53. Maximum Subarray

好题！

不容易想出来：

f(i) 定义为：第 i 位结尾的最大序列，因此 f(i) = max(f(i-1)+nums[i], nums[i])
然后求 max(f(i)) 即可
下面的代码中，把 f(i) 写到 nums 中，以节省内存空间

class Solution:
    def maxSubArray(self, nums: List[int]) -> int:
        for i in range(1,len(nums)):
            if nums[i-1]>0:
                nums[i]=nums[i-1]+nums[i]

        return max(nums)

54. Spiral Matrix

想到像削苹果一样，每次旋转90度，削头
list(zip(*matrix)) 是按照主对角线反转，配合 ::-1 可以达到逆时针旋转。（这一步参考48题）

def spiralOrder(self, matrix: List[List[int]]) -> List[int]:
        res = []
        while matrix:
            # 削头（第一层）
            res += matrix.pop(0)
            # 将剩下的逆时针转九十度，等待下次被削
            matrix = list(zip(*matrix))[::-1]
        return res

!!!改进为 one line，非常惊艳！

class Solution:
    def spiralOrder(self, matrix):
        return matrix and list(matrix.pop(0))+self.spiralOrder(list(zip(*matrix))[::-1])

如果pop结尾，会快很多。上下颠倒，每次削脚，然后顺时针旋转。

class Solution:
    def spiralOrder(self, matrix: List[List[int]]) -> List[int]:
        matrix.reverse()
        res=[]
        while matrix:
            res.extend(matrix.pop())
            matrix.reverse()
            matrix=list(zip(*matrix))
        return res

55. Jump Game

普通的dp方法

class Solution:
    def canJump(self, nums: List[int]) -> bool:
        dp=[False]*len(nums)
        dp[0]=True
        for idx,num in enumerate(nums):
            if dp[idx]:
                if idx+num+1>=len(nums):
                    return True
                for i in range(idx+1,idx+num+1):
                    dp[i]=True

        return dp[-1]

不知道能不能改进

56. Merge Intervals

简单，按照字面意思做

class Solution:
    def merge(self, intervals: List[List[int]]) -> List[List[int]]:
        intervals.sort()
        res=[intervals[0]]

        for i in range(1,len(intervals)):
            if res[-1][1]>=intervals[i][0]:
                if res[-1][1]<intervals[i][1]:
                    res[-1][1]=intervals[i][1]
            else:
                res.append(intervals[i])

        return res

直白的if-else

class Solution:
    def insert(self, intervals: List[List[int]], newInterval: List[int]) -> List[List[int]]:
        if not intervals:
            return [newInterval]
        res=[]

        has_insert_new=False
        for interval in intervals:
            if interval[1]<newInterval[0]:
                res.append(interval)
            elif interval[0]>newInterval[1]:
                if not has_insert_new:
                    res.append(newInterval)
                    has_insert_new=True
                res.append(interval)
            else:
                if not has_insert_new:
                    res.append(newInterval)
                    has_insert_new=True
                newInterval[0]=min(newInterval[0],interval[0])
                newInterval[1]=max(newInterval[1],interval[1])
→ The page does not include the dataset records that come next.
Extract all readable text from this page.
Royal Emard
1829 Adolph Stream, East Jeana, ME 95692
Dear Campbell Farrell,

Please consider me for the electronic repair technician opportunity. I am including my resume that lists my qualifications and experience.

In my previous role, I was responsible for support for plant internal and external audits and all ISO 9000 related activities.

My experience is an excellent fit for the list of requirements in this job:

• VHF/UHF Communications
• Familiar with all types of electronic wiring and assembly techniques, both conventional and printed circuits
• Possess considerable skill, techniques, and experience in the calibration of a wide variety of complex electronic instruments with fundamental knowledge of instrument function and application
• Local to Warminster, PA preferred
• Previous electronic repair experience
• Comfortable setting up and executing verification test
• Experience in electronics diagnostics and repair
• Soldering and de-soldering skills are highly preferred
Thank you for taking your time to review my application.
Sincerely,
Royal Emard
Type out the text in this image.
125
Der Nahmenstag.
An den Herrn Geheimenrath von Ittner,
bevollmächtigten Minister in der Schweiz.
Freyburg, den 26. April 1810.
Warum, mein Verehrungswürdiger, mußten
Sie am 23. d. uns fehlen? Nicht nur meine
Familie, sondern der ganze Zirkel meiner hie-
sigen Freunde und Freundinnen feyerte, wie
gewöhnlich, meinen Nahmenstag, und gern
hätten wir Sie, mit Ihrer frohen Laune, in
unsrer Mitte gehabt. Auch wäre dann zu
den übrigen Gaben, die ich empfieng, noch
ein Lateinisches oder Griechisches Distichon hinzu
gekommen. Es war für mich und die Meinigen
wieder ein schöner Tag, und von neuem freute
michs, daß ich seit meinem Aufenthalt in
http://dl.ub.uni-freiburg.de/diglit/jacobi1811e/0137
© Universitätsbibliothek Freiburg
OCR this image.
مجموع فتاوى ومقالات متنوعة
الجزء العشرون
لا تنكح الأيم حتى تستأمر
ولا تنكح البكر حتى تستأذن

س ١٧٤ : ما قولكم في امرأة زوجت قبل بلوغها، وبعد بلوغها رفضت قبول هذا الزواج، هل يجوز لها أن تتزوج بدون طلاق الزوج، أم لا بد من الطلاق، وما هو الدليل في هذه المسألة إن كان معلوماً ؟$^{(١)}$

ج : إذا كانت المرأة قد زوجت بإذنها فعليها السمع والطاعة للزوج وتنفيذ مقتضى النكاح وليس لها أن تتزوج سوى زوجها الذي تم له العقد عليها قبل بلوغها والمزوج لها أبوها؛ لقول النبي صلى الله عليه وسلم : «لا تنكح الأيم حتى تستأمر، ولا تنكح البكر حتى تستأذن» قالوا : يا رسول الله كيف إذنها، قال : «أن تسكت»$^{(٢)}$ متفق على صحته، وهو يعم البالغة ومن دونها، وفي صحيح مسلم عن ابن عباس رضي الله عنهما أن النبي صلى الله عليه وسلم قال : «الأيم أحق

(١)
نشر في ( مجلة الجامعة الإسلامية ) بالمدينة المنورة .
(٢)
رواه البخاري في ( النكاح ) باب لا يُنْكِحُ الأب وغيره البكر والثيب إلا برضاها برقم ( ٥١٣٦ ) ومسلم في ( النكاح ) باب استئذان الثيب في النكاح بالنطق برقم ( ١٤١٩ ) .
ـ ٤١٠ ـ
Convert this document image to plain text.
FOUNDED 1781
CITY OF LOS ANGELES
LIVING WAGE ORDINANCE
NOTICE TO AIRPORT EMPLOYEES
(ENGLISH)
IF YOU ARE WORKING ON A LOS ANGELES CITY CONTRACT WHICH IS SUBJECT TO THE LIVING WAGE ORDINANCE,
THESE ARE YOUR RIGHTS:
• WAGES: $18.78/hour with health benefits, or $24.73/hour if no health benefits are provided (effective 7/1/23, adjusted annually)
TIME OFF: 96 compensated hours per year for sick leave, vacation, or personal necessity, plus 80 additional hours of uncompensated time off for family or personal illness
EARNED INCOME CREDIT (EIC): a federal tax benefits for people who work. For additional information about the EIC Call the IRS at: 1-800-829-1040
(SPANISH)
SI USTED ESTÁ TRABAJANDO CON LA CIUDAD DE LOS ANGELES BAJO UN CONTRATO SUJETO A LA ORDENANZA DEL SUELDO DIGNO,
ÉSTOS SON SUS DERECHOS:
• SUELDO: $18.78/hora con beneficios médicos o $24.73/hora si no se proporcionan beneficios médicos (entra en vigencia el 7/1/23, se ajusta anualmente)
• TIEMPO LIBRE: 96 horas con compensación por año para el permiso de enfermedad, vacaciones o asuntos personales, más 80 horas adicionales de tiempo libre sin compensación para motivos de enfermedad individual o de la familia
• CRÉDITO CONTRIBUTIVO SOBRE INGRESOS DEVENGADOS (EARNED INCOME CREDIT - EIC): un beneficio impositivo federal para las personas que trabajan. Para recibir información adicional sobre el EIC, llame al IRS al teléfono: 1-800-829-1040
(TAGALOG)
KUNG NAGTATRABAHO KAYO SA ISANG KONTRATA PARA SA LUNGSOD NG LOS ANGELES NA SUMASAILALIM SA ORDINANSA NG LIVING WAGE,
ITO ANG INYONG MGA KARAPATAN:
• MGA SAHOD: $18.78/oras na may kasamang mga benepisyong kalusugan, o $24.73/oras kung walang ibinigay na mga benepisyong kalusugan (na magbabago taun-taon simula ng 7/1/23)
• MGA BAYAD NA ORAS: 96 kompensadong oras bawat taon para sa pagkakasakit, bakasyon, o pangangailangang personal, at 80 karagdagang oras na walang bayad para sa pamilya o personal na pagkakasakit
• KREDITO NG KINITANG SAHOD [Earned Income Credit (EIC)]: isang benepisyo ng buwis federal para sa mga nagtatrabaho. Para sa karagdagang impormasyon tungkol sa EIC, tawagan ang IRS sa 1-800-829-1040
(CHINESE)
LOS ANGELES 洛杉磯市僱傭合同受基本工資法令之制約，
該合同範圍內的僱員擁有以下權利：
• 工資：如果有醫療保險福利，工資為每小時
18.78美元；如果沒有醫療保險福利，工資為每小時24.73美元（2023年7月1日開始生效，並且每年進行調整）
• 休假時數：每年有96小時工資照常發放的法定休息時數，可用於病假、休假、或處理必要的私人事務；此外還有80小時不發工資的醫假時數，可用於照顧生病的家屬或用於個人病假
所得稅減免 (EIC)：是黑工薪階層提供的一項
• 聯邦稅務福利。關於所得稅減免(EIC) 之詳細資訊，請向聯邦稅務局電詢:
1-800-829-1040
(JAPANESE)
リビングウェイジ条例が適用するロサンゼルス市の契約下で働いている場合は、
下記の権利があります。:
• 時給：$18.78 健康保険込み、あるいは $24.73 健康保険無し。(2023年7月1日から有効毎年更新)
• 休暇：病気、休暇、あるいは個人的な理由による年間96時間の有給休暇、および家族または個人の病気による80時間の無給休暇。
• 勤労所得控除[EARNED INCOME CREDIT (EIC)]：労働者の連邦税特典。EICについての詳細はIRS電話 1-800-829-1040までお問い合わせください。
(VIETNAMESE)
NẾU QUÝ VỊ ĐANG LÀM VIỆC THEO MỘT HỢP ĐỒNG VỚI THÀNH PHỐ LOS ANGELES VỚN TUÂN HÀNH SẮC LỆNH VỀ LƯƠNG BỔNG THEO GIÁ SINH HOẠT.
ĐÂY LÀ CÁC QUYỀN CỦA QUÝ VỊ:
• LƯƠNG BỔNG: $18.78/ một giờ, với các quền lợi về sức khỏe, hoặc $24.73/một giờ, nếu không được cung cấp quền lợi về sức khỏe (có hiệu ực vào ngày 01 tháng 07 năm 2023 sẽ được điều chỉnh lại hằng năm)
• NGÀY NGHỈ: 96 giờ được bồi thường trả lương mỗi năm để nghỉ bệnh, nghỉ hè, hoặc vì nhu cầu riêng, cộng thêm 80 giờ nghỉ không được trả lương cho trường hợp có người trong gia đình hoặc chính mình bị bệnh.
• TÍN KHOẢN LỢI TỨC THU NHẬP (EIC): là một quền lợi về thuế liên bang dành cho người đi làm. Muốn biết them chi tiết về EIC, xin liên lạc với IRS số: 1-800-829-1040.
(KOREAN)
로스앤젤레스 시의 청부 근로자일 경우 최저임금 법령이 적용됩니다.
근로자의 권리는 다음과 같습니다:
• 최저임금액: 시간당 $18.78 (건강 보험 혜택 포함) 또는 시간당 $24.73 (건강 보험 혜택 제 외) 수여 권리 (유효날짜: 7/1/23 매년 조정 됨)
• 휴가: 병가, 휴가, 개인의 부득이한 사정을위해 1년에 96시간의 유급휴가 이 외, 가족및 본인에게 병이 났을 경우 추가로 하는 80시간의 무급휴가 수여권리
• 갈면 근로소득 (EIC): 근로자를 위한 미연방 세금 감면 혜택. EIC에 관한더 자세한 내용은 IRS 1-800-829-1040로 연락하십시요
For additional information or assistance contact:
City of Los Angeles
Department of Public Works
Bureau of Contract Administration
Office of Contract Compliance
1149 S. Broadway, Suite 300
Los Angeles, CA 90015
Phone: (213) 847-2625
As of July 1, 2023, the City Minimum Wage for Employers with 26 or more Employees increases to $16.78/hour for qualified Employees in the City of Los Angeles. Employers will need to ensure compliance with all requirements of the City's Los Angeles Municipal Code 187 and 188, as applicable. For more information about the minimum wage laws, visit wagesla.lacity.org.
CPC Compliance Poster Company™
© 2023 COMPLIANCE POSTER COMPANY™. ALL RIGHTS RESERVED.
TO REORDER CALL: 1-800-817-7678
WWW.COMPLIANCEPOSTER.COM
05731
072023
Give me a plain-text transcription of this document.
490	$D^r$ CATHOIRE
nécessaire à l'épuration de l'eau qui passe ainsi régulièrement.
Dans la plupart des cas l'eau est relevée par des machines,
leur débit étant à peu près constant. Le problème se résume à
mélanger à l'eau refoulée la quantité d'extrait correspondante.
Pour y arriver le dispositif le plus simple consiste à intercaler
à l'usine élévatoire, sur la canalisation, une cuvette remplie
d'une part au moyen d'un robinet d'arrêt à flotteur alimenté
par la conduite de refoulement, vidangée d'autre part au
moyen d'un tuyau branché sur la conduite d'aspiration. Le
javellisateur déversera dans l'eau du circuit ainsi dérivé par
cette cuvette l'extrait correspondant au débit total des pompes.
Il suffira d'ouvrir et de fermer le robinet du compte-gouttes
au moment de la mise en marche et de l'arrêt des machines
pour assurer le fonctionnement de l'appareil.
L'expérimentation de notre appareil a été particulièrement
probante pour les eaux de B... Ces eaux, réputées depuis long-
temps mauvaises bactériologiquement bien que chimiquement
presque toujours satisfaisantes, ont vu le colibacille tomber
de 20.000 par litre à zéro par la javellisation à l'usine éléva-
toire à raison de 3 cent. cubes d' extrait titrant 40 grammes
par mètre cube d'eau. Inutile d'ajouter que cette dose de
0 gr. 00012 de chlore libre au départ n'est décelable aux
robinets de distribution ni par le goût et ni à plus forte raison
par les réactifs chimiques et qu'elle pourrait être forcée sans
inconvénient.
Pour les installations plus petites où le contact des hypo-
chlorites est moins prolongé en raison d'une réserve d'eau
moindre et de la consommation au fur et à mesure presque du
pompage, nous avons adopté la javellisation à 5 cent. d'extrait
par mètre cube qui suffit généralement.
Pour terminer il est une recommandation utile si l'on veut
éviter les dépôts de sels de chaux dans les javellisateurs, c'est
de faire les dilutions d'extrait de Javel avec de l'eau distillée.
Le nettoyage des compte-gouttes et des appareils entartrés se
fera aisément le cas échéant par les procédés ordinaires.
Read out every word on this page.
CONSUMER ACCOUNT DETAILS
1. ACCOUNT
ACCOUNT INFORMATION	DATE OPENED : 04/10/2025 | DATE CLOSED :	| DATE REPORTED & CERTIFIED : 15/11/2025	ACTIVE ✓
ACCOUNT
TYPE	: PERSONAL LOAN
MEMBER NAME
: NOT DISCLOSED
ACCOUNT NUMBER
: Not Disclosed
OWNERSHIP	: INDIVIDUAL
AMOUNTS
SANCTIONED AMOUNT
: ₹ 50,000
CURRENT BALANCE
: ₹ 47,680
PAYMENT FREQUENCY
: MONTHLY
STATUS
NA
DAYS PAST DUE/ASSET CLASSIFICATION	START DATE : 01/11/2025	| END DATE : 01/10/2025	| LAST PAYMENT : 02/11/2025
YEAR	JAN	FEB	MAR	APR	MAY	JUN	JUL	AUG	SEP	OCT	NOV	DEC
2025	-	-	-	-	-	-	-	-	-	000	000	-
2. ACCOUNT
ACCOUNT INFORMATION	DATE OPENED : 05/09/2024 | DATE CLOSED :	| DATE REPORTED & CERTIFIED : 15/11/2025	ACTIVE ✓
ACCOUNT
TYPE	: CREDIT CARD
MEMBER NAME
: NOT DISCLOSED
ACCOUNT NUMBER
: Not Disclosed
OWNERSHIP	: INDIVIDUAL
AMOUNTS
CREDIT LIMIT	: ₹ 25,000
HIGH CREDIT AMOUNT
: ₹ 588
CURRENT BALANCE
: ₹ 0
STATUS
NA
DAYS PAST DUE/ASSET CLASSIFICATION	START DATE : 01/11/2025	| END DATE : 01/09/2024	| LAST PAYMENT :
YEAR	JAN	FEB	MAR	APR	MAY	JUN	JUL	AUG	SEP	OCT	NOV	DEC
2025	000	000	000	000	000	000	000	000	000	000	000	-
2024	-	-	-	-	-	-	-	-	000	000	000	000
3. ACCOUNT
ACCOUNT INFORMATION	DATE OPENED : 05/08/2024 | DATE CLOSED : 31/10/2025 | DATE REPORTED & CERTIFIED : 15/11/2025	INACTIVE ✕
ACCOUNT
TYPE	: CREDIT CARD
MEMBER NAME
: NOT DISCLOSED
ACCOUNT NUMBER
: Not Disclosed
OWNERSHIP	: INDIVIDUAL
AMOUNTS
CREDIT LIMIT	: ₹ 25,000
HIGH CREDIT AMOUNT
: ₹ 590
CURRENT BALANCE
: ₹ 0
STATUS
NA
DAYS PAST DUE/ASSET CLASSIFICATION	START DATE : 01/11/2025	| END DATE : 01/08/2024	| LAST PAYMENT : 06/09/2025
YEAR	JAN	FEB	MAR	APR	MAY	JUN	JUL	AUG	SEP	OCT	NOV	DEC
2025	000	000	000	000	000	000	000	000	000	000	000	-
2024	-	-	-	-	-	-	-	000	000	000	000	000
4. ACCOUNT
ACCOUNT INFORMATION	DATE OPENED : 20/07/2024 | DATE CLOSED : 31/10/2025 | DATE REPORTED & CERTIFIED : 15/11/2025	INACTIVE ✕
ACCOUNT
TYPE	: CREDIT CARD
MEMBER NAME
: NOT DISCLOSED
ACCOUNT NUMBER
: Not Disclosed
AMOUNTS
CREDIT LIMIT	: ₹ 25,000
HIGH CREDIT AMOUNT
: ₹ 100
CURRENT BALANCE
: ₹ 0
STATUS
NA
        if not has_insert_new:
            res.append(newInterval)

        return res

O(n) 复杂度

感觉直接抄上一题也就 nlog(n) 复杂度

58. Length of Last Word

class Solution:
    def lengthOfLastWord(self, s: str) -> int:

        meet_word=False
        res=0
        for idx in range(len(s)-1,-1,-1):
            if s[idx]==' ':
                if meet_word:
                    return res
                else:
                    continue
            else:
                meet_word=True
                res+=1
        return res

60. Permutation Sequence

下面是抄的，太漂亮了

class Solution:
    def getPermutation(self, n: int, k: int) -> str:
        factorial=[1]
        for i in range(1,n):
            factorial.append(factorial[-1]*i)

        res=[]
        k-=1
        nums=list(range(1,n+1))
        for mul in factorial[::-1]:
            div,k=divmod(k,mul)
            res.append(str(nums.pop(div)))

        return ''.join(res)

61. Rotate List

本来想直接写个耦合性高但性能好的解，发现还是解耦更好

class Solution:
    def get_len(self,head):
        length=0
        curr=head
        while curr:
            length+=1
            curr=curr.next
        return length

    def rotateRight(self, head: Optional[ListNode], k: int) -> Optional[ListNode]:
        if head is None:
            return None
        dummy=ListNode(val=None,next=head)
        curr1=curr2=dummy

        length=self.get_len(head)
        k=k%length
        for _ in range(k):
            curr2=curr2.next

        while curr2.next is not None:
            curr1=curr1.next
            curr2=curr2.next

        if curr1 is dummy:
            return dummy.next
        curr2.next=dummy.next
        dummy.next=curr1.next
        curr1.next=None
        return dummy.next

阶乘

class Solution:

    def uniquePaths(self, m: int, n: int) -> int:
        perm=[0]*(m+n-1)
        perm[0]=1
        for k in range(1,m+n-1):
            perm[k]=k*perm[k-1]

        return int(perm[m+n-2]/perm[m-1]/perm[n-1])

63. Unique Paths II

dfs，需要注意 要加cache （也就是 dp）

class Solution:
    def uniquePathsWithObstacles(self, obstacleGrid: List[List[int]]) -> int:
        h,w=len(obstacleGrid),len(obstacleGrid[0])
        if obstacleGrid[0][0] or obstacleGrid[h-1][w-1]:
            return 0

        visited={(0,0):1}
        def cal_path(idx_i,idx_j):
            if obstacleGrid[idx_i][idx_j]:
                return 0

            if (idx_i,idx_j) in visited:
                return visited[(idx_i,idx_j)]

            if idx_i==0:
                part_up=0
            else:
                part_up=cal_path(idx_i-1,idx_j)

            if idx_j==0:
                part_left=0
            else:
                part_left=cal_path(idx_i,idx_j-1)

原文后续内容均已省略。